BYD played its own game, pushing 2,715 Ah Blade batteries into grid projects. Huge.

Some smaller players tried to do something else. Changzhou Changseng pushed all-tab cylindrical designs. Zhongqi Xineng mixed in lithium-rich manganese.

Did you see the teardown?

Just after the show closed, someone pulled apart a BYD Blade pack. They froze it for forty hours. Then they took it apart. The disassemblers defended their eight-hour process against internet critics. It’s weird, right?

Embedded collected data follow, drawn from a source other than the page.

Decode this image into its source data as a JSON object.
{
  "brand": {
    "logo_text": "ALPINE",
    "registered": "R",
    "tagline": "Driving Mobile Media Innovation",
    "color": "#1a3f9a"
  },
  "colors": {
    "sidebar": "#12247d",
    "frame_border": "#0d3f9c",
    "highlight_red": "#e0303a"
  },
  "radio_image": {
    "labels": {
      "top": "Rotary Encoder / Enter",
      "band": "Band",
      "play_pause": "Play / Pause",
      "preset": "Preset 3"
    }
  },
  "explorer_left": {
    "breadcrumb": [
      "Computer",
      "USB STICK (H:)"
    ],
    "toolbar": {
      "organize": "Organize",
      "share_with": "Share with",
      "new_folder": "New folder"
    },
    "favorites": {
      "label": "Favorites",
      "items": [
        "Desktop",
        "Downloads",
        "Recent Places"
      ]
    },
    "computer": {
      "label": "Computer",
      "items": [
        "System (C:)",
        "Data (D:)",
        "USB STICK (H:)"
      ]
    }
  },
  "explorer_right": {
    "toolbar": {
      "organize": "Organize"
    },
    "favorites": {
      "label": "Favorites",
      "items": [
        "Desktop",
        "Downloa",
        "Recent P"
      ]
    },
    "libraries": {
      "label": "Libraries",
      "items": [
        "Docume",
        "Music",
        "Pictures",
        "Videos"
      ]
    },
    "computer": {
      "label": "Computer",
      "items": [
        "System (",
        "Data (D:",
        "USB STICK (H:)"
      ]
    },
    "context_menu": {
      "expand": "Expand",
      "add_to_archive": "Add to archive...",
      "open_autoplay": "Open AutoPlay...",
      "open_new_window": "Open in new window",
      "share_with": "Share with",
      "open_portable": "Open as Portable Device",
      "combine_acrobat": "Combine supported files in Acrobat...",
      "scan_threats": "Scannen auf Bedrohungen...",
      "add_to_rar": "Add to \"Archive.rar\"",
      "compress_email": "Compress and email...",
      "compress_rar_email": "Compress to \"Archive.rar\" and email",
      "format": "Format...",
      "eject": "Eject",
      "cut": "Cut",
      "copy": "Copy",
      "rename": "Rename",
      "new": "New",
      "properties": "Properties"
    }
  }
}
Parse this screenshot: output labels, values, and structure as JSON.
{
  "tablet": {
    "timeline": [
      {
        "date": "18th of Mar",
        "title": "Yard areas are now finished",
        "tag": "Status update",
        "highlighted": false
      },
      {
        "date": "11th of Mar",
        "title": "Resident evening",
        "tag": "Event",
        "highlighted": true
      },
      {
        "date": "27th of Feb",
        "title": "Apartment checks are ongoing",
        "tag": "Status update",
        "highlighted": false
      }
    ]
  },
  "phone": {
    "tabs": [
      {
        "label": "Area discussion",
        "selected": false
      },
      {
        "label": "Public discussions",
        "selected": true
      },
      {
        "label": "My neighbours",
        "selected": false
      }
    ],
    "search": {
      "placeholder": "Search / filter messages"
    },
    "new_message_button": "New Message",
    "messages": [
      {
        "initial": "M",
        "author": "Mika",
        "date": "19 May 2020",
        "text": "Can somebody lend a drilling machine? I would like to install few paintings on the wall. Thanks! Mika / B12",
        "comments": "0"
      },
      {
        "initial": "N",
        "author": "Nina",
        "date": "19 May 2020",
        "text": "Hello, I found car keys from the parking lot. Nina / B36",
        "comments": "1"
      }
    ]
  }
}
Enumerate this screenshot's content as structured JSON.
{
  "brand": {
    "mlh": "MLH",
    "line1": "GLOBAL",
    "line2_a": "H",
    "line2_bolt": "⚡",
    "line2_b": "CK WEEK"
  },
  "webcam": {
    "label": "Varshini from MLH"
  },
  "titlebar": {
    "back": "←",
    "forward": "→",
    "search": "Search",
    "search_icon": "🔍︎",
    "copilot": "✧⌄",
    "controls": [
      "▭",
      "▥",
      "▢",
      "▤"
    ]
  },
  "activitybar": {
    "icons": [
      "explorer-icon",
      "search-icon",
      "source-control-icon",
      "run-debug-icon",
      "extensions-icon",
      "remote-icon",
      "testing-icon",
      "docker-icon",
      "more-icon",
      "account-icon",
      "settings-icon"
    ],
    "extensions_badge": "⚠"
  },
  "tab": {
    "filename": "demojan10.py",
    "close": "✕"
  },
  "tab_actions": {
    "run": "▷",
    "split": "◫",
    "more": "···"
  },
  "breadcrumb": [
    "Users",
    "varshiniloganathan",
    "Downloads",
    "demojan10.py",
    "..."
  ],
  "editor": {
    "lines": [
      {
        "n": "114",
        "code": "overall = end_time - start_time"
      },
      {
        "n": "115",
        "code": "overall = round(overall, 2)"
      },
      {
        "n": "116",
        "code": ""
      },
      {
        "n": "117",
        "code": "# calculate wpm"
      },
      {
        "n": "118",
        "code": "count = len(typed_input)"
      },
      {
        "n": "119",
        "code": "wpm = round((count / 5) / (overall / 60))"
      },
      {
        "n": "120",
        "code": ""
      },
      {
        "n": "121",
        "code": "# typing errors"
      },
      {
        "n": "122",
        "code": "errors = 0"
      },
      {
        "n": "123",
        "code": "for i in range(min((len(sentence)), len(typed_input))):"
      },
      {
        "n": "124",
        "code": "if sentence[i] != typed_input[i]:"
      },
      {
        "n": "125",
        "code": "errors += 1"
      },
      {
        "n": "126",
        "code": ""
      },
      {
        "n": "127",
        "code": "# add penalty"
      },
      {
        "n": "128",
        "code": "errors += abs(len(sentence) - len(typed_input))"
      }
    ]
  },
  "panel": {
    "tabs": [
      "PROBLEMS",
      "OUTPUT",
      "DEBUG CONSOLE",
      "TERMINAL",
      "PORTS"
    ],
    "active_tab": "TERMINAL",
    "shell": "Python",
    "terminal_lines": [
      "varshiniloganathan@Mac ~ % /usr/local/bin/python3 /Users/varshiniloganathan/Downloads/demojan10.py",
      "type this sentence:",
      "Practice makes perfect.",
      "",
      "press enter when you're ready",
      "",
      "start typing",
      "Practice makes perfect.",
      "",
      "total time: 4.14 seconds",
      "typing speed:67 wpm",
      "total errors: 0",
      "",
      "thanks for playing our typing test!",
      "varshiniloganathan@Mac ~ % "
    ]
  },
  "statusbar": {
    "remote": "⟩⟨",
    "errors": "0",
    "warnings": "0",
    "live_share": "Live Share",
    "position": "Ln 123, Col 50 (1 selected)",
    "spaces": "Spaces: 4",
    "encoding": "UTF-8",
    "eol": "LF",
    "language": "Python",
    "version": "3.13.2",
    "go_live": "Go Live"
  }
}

Public durability tests are basically marketing now.

Sodium finds its corner

Sodium-ion batteries grew up a little.

Last cycle, everyone wanted them to kill LFP. This year? CATL, Pengwei, Na-Bat Group realized nobody’s replacing the lion king overnight. So they went where the lions weren’t looking. Two-wheelers. Starter lights. Small storage apps.

Density hovered above 100 Wh kg. Practical. Boring, even.

Meanwhile, carbon nanotube sellers partied while fast charging evolved.

Who won in April 2025? According to EV DataTracker, CATL still rules the roost. 29.04 GWh installed. 47.2 market share. BYD took second place with 10.2 GWh, sitting at 17.0%. Gotion, CALB, Evenergy, Rept Batero,Zengety, EnerG, Sunwoda and Swolt finished the top ten.

So what did CIBF tell us?

No magic bullet chemistry.

Just infrastructure. Chinese suppliers are selling the production tools to foreign automakers who are still debating the long game. They aren’t waiting. They’re building the machines that will build the machines.

Maybe that’s enough. Maybe it isn’t. The factories keep spinning regardless.